9. As for Gregorius personally, wow does the injury suck. The injury and the timing. He’s gotten better offensively literally every season with the Yankees …
- 2015: 9 HR and 89 wRC+
- 2016: 20 HR and 97 wRC+
- 2017: 25 HR and 107 wRC+
- 2018: 27 HR and 121 wRC+
… and he’s a standout defensive shortstop who has had some huge postseason moments. He replaced Derek Jeter better than I think anyone expected and he’s been a controversy-free fan favorite with the Yankees.

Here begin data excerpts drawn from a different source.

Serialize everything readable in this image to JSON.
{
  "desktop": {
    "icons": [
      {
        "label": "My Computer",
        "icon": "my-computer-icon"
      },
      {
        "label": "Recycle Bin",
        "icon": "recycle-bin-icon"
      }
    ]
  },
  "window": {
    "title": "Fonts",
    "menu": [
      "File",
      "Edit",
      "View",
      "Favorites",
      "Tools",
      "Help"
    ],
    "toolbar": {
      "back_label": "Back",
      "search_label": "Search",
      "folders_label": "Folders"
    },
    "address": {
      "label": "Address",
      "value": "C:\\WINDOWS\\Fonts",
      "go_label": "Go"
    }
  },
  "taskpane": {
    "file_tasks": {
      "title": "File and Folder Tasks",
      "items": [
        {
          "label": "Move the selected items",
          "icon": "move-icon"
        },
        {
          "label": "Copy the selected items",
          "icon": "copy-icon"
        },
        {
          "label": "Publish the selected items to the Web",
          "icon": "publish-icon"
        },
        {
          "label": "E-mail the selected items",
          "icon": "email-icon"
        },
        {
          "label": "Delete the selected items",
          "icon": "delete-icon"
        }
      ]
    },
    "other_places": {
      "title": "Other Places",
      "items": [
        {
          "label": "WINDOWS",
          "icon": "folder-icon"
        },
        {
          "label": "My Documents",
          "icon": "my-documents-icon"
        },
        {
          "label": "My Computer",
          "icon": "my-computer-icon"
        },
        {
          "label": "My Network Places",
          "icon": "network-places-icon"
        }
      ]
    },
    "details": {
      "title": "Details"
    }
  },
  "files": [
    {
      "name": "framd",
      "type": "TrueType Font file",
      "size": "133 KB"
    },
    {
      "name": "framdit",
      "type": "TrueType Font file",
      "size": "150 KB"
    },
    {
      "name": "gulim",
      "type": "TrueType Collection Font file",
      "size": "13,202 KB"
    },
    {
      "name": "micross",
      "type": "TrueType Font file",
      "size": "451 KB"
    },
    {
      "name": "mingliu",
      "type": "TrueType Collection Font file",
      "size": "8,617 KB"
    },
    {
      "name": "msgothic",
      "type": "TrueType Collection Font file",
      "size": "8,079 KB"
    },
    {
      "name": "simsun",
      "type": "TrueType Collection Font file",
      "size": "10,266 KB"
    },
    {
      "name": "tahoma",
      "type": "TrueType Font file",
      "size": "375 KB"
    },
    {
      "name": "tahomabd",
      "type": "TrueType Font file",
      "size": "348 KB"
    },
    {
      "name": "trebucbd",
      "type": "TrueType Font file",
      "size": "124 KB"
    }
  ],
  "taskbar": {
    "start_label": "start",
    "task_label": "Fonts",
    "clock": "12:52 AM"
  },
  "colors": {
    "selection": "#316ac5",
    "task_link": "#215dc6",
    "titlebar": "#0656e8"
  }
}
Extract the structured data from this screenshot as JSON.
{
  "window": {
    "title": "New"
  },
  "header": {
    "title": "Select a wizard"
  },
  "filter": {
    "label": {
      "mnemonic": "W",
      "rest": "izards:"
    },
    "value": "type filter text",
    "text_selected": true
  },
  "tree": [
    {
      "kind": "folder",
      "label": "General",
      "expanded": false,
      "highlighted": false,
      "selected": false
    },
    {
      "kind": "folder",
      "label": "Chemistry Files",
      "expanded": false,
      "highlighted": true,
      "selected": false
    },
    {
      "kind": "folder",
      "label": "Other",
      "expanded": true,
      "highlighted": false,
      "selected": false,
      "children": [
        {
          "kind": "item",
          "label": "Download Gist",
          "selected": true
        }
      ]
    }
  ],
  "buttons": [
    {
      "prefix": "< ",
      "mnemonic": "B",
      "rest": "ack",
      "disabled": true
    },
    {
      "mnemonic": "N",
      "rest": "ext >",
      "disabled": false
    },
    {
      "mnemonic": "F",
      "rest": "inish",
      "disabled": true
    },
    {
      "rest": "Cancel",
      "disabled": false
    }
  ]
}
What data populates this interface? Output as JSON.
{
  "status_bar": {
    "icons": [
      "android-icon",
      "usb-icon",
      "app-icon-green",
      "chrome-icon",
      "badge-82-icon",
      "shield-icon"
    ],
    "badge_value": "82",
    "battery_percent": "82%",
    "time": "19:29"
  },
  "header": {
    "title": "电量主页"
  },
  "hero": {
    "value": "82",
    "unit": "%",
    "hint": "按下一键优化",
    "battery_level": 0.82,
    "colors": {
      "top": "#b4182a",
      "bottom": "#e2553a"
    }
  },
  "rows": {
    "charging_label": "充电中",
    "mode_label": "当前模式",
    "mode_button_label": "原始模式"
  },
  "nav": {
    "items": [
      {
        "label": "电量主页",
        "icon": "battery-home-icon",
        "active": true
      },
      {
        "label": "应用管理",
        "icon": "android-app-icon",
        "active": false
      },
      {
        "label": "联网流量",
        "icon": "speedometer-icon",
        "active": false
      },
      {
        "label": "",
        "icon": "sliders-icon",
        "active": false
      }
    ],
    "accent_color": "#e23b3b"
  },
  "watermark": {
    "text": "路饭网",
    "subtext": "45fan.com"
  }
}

Unless he signed a long-term extension this offseason, Gregorius was poised for a massive 2019 contract season that sent him into free agency in position to cash in big. Now he won’t have a fully healthy contract year and, fairly or unfairly, there will be questions about his elbow next winter. Even if he comes back strong next year and rakes. How will the elbow hold up long-term? How much longer does he have at shortstop? Those sorta things. You know teams will use the injury against Gregorius during contract talks. Sucks. Sir Didi has been a great Yankee these last few years and I was happy he would finally be able to cash in on his success. The Tommy John surgery throws a big wrench into that. Poor guy.